'Address medium-term issues to sustain financial market rally'
Washington: Despite improvement in global financial stability in the past six months, an IMF study has warned that if progress on addressing medium-term challenges falters, rally in financial markets may prove unsustainable.
"Global financial stability has improved since the October 2012 report", said the latest Global Financial Stability Report (GFSR) of the International Monetary Fund released today.
"Policy actions have eased monetary and financial conditions and reduced tail risks, leading to a sharp increase in risk appetite and a rally in asset prices," said the report released at the IMF headquarters here.
"But if progress on addressing medium-term challenges falters, the rally in financial markets may prove unsustainable, risks could reappear, and the global financial crisis could morph into a more chronic phase," it said.
The GFSR concludes that improved financial markets and gains in financial stability will not be sustained?-and new risks are likely to emerge?-unless policymakers address key underlying vulnerabilities, Jose Vinals, IMF Financial Counsellor, told reporters here.
Vinals said in euro area, policymakers averted a financial cliff and in the United States, the worst fears of the fiscal cliff had been averted, while balance sheet repair and continued monetary easing have supported financial markets and the recovery.
"In Japan, new policy initiatives have caught the imagination of global markets that Japan may finally leave its deflation valley," he added.

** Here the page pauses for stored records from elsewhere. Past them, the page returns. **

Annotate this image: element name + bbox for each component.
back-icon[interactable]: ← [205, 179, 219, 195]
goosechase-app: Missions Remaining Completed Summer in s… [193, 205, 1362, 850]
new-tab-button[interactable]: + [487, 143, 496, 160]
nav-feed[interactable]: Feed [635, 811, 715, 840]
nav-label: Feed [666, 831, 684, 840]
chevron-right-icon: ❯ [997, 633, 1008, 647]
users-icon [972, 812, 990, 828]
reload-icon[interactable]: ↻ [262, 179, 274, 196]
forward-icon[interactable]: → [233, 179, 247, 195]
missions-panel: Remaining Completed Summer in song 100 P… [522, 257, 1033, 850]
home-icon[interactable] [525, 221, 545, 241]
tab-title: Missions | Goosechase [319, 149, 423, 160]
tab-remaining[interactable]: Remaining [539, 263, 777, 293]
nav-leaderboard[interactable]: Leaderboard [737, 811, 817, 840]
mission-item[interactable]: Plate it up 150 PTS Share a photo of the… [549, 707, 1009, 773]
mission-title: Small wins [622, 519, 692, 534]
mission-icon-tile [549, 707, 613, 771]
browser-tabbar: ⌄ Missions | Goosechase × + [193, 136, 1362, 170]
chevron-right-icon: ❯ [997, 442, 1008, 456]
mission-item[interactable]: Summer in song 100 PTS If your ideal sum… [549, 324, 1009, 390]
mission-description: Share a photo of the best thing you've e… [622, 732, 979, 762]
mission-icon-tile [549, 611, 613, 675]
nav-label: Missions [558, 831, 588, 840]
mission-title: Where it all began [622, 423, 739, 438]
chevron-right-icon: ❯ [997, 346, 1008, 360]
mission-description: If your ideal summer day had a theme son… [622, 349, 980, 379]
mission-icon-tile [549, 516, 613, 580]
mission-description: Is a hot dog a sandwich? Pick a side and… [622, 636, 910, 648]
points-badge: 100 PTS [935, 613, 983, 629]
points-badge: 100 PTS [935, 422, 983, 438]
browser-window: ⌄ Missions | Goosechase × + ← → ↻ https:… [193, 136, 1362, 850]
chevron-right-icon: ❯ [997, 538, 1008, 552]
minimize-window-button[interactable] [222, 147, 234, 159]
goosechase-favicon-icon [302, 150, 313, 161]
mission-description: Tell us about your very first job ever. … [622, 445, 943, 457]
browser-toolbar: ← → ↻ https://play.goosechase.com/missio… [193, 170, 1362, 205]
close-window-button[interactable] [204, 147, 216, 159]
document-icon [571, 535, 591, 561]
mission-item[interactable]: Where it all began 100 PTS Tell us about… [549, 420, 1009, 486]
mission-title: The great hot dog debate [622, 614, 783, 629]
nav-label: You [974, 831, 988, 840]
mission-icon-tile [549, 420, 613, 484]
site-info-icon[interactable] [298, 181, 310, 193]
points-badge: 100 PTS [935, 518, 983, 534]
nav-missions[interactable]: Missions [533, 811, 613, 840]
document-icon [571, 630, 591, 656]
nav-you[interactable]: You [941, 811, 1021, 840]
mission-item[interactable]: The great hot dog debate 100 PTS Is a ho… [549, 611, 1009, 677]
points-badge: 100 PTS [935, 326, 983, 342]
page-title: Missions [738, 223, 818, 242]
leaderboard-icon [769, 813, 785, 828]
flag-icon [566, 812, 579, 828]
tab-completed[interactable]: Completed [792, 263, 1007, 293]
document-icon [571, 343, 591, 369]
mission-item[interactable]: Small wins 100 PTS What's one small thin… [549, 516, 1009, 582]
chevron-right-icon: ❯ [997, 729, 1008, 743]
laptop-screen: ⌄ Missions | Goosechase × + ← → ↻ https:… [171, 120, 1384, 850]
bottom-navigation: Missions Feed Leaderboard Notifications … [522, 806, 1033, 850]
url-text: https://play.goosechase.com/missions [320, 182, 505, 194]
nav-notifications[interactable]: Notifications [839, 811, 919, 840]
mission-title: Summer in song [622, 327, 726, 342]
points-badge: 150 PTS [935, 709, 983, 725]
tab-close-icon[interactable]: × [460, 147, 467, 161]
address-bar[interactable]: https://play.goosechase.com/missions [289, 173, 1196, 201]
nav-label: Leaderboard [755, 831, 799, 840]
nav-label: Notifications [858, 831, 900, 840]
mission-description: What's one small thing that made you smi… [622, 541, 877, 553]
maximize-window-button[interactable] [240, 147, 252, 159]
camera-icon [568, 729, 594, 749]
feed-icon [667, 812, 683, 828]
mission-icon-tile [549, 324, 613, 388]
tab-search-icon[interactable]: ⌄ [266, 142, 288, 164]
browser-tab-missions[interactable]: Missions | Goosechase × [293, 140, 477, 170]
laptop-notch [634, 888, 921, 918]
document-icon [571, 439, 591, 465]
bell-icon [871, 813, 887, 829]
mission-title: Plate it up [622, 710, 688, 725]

Vinals said the euro area still needs to be fixed.
"Despite the substantial improvements in market conditions, credit is not adequately flowing in the euro area periphery.
"The periphery corporate sector is also facing a sizeable debt overhang, which was built up before the crisis, he said.
"The GFSR identifies a weak tail of companies that need to reduce their debt over time", he added.
"The required debt reduction by these companies accounts for a fifth of the total debt of periphery corporates in our sample.
"This poses a challenge to their economies and financial stability," Vinals added.
In the United States, policymakers need to keep banks safe, he said, adding as far as non-banks are concerned, they must be vigilant and proactive by restraining too rapid increases in leverage and by encouraging prudent underwriting standards.
All this requires appropriate macroprudential policies, he noted.
"Emerging market economies must keep the guard up against deteriorating bank asset quality and disruptive short-term capital flows.
"At the same time, prudential policies should be deployed to ensure adequate buffers in the financial system and to prevent the excessive build-up of leverage and asset price bubbles," Vinals said.